Aussteller & Produkte
Events & Speakers

Bundesminister Peter Altmaier merkte vor einem Jahr an, dass der Leichtbau in Kombination mit Antrieben der Zukunft ein Gamechanger ist. Nennen Sie uns bitte ein paar markante Beispiele dafür.

Lassen Sie mich zunächst noch einmal grundsätzlich klarstellen, dass der Leichtbau zu den Game­Changer­Technologien zählt, weil sein Einfluss auf die produzierenden Wertschöpfungsketten erheblich ist. Das beginnt bei den eingesetzten Rohstoffen, den daraus resultierenden Werkstoffen, reicht über die Produktionsprozesse einschließlich der Weiterverarbeitungstechnologien, wie zum Beispiel der Fügetechnik, hinaus, und endet im fertigen Produkt. Letzteres soll dann möglichst wiederverwendbar oder zumindest recycelbar sein.

Darüber hinaus ermöglicht die Gewichtsreduzierung durch Leichtbau, dass Energie- und Rohstoffbedarf sowie Emissionen reduziert werden. Damit wirkt der Leichtbau von zwei Seiten auf die Wettbewerbsfähigkeit des Industriestandorts Deutschland. Und das ist nicht nur auf den Mobilitätssektor beschränkt. Der Leichtbau wird auch in anderen Branchen zu Systemwechseln bezüglich des Materialeinsatzes, der Nutzungsdauer aber auch der End-of-Life-Phase führen.

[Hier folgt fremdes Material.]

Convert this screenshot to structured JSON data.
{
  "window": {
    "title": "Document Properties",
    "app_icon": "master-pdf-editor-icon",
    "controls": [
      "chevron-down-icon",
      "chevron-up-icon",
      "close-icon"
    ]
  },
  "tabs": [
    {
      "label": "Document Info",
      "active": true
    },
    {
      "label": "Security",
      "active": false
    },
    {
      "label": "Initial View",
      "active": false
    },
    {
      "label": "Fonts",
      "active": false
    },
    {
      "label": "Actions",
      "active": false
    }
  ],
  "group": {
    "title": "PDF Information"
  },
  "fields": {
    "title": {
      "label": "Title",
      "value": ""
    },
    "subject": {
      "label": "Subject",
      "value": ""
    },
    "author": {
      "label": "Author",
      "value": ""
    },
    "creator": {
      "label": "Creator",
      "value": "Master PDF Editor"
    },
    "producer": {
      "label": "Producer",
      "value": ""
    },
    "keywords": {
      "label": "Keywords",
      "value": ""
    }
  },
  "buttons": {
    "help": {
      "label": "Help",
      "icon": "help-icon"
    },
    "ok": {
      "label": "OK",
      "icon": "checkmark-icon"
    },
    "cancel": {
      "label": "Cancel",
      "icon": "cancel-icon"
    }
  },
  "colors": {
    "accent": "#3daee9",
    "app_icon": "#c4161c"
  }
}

Doch speziell im Mobilitätsbereich wird der Konzeptleichtbau bei alternativen Antriebstechnologien einen erheblichen Beitrag zur Transformation des Sektors leisten. Konzeptleichtbau bedeutet eine Bauweise, die zunächst die Nutzungsphase des Produktes betrachtet und analysiert, welche Funktionen für die Nutzung tatsächlich nötig sind und welche Funktionen nicht genutzt werden und damit überflüssig sind. Das Weglassen solcher Funktionen kann bis zu 100 Prozent Gewichtseinsparung bedeuten. Diese Art der Herangehensweise bedeutet letztendlich, dass weniger Funktion auch ein Mehr für alle sen kann. Ich finde diesen Ansatz sehr interessant, weil er sich von dem Grundsatz verabschiedet, dass immer neue Funktionen entwickelt werden müssen, um im Wettbewerb zu bestehen. Vielmehr müssen bestehende Funktionen, wie zum Beispiel die Menge der transportierbaren Nutzlast oder die Reichweite, erheblich verbessert werden. Konzeptleichtbau bedeutet dabei die Fokussierung auf das Wesentliche, um Kosten einzusparen und auf diese Weise die Wettbewerbsfähigkeit zu steigern.

Weitere innovative und wegweisende Beispiele werden auch die Projekte des neuen Technologietransfer-Programms Leichtbau (TTP LB) aufzeigen.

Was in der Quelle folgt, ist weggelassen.